The introduction of innovative technology to curb speeding on major highways has resulted in a significant reduction in contraventions.
Average Speed over Distance – Asod – is a growing global trend in speed enforcement. In the Western Cape, where it has been installed since 2013, it has contributed to a significant drop in speeding, said Randall Cable, the Engineering Manager for SANRAL’s Western Region.
“This collaboration with the Western Cape Department of Transport is an example of how partnerships and cutting-edge technology can offer solutions for some of the country’s most pressing safety issues, particularly road fatalities caused by speeding,” he said.
Through the implementation of Asod, traffic authorities can move away from the “surprise” method of speed limit enforcement and encourage safe and sensible behaviour among road users.
Asod is a method of speed enforcement where the system calculates the average speed of a vehicle, measured from the time it passes a camera, until it reaches a second camera at a fixed distance further down the road.
The cameras are carefully calibrated and the technology can recognise the vehicle’s number plate. Time-stamped pictures are taken at both locations. Should the vehicle pass the second camera in a shorter time than what is determined by the speed limit, it indicates that the driver was exceeding the posted limit.
The system has been installed on portions of the N1, N2 and R61 routes in the Western Cape. There are ample warning signs informing road users they are about to enter a monitored stretch of road with accompanying messages to encourage adherence to the speed limits.
Higher level of compliance with speed limits
Cable said the Asod measurements are routinely used as evidence in prosecutions for speeding, but the real benefits of the technology are its ability to change speed behaviour.
“The concern is that road users only adhere to the speed limits to avoid punishment. We must focus our efforts more on the encouragement of good behaviour rather than on punishment for transgressions,” said Cable.
“Our experience with Asod shows that most drivers are willing to follow this approach, while the technology ensures transgressors are identified and suitably punished.”
The statistics support this approach.
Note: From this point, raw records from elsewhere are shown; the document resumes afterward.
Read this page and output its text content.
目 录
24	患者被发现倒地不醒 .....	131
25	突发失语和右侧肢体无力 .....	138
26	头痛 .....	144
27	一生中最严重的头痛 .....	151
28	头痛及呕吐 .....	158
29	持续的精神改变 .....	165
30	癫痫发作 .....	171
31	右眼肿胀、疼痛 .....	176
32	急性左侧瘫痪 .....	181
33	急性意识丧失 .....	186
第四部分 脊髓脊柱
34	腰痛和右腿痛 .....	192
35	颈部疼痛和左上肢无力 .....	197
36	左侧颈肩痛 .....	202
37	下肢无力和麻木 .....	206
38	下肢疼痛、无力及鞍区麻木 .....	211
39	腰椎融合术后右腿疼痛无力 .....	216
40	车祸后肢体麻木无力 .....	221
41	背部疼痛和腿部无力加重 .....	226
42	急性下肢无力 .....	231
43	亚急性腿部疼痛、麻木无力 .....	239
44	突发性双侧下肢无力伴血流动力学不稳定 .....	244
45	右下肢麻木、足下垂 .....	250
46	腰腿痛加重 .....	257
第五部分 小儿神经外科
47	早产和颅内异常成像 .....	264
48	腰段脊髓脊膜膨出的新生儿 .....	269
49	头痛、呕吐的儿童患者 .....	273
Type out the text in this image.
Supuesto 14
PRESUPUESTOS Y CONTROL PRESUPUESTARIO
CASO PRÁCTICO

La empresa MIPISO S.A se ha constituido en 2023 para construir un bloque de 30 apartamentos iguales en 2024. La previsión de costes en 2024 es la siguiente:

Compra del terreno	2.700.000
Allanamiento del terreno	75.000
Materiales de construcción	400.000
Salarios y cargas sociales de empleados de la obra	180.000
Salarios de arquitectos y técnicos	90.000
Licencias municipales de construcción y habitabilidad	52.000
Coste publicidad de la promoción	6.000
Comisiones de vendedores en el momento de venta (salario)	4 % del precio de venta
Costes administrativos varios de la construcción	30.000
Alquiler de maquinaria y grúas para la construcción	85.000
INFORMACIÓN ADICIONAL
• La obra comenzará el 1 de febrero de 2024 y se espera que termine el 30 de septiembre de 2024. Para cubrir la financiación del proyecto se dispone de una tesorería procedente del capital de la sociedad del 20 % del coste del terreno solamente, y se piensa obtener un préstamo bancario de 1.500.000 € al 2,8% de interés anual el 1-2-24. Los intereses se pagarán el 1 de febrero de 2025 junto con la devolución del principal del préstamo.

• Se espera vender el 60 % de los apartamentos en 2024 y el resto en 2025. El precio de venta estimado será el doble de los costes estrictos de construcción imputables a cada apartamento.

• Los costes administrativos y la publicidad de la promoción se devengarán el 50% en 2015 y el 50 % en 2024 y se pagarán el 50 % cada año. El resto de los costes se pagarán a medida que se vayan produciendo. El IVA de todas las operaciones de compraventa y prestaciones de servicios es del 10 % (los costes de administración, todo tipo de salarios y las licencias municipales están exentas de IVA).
According to Cable, there are higher levels of compliance with speed limits on the roads where the system is installed and a concurrent reduction in fatal crashes.
However, speed remains a major contributor to road crashes and fatalities. Global and local evidence shows a direct relationship between increased vehicle speeds and increased severity of injuries.
In addition to enforcement systems such as Asod, engineering and technology initiatives have been introduced by SANRAL to address the issue. These include measures such as speed-calming road designs and the introduction of intelligent transportation systems, which include CCTV camera surveillance.